Seeded LoRA: Collaborative Fine-Tuning Through Seed Initialization of Adapters

Published: 21 Jun 2024, Last Modified: 26 Jul 2024ES-FoMo-II 2024 PosterEveryoneRevisionsBibTeXCC BY 4.0
Keywords: Parameter-Efficient Fine-Tuning, Collaborative Fine-Tuning, Mixture-of-Expert models, Uniform Routing, Unsupervised Domain Discovery, zero-shot tasks, Grouped Convolutions, multi-head processing, optimization space, model fine-tuning
TL;DR: Seeded LoRA, a model merging method that does not require post-merge finetuning achieves SoTA results compared to other MoE PEFT approaches
Abstract: Parameter-Efficient Fine-Tuning (PEFT) methods enable cost-effective adaptation of pretrained language models to specific tasks and domains. Collaborative Fine-Tuning (CoFT) seeks to merge these specialized models into a single model, often a routed Mixture-of-Expert (MoE) model, to achieve better generalization across domains and tasks. However, current CoFT models require a post-merge fine-tuning stage, making these approaches inaccessible to users lacking fine-tuning expertise. We introduce Seeded LoRA, a novel CoFT approach that does not require post-merge fine-tuning, enabling plug-and-play PEFT adapter merging. Seeded LoRA outperforms LoRA and MoE LoRA (MoLoRA) approaches by an average of 7 percentage points across 16 zero-shot tasks.
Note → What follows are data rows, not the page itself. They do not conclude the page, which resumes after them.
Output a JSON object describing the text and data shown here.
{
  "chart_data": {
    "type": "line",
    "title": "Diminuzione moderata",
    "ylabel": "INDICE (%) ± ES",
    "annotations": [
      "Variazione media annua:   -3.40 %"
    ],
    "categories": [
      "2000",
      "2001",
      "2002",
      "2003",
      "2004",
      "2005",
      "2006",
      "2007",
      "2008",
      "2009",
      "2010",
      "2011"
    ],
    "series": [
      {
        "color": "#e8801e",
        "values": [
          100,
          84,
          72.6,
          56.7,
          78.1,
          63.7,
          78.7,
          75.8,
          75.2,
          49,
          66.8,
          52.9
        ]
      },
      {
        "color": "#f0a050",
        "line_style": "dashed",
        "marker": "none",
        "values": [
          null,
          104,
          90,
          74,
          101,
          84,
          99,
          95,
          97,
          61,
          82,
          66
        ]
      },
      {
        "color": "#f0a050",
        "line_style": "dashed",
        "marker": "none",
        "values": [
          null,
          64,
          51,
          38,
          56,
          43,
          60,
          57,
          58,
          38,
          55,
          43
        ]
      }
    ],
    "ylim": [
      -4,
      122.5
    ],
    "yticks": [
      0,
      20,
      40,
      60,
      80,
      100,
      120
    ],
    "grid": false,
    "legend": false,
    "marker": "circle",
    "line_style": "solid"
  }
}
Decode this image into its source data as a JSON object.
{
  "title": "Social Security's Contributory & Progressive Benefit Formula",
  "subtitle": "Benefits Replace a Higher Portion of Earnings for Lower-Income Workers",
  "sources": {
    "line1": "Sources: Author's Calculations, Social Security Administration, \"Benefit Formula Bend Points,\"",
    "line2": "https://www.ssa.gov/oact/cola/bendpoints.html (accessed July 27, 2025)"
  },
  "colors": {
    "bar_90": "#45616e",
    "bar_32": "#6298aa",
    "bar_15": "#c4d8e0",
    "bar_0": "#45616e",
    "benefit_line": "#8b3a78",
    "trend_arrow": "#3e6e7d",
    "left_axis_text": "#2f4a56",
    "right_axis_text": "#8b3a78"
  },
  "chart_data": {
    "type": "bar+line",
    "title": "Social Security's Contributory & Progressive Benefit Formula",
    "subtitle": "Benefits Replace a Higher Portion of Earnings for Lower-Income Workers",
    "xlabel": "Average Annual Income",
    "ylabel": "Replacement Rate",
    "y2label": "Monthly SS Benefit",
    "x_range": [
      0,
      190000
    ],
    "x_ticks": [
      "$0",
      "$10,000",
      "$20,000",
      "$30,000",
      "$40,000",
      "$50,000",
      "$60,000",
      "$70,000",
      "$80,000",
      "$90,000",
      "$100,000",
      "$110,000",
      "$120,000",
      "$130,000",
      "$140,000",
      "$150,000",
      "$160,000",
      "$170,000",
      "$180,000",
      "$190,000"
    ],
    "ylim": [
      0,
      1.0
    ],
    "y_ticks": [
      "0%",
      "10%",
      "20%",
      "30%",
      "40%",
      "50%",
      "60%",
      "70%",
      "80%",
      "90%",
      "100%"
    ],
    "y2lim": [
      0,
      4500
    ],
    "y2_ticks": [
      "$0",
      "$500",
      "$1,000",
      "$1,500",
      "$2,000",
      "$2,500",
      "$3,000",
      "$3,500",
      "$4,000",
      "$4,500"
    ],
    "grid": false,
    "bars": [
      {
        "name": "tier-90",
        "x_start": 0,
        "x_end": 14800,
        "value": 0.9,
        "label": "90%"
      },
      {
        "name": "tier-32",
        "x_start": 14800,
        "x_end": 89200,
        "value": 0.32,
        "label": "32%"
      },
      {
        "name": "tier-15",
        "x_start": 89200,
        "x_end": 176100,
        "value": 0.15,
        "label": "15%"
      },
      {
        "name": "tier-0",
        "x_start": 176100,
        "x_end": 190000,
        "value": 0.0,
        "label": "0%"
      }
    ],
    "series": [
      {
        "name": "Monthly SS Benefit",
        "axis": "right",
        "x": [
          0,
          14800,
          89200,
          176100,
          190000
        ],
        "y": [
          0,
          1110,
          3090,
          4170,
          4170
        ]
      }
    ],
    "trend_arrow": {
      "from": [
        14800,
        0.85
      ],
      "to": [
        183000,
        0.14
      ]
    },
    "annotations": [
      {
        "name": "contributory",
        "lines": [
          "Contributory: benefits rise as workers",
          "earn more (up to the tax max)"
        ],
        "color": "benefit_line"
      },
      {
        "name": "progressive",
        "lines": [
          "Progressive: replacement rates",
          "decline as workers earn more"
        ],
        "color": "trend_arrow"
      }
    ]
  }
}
Seeded LoRA works by initializing a model with a generic seed expert low-rank adapter, ensuring subsequent fine-tuning runs are in the same optimization space, exhibiting linear mode connectivity. This process allows integrating independently fine-tuned models into a single model using a static, untrained soft uniform probability router. We show that this formulation is equivalent to grouped convolution or multi-head processing, explaining its effectiveness. Additionally, we highlight that Seeded LoRA alleviates most routing failures in post-merge fine-tuning, making it a suitable base method for future routed CoFT approaches.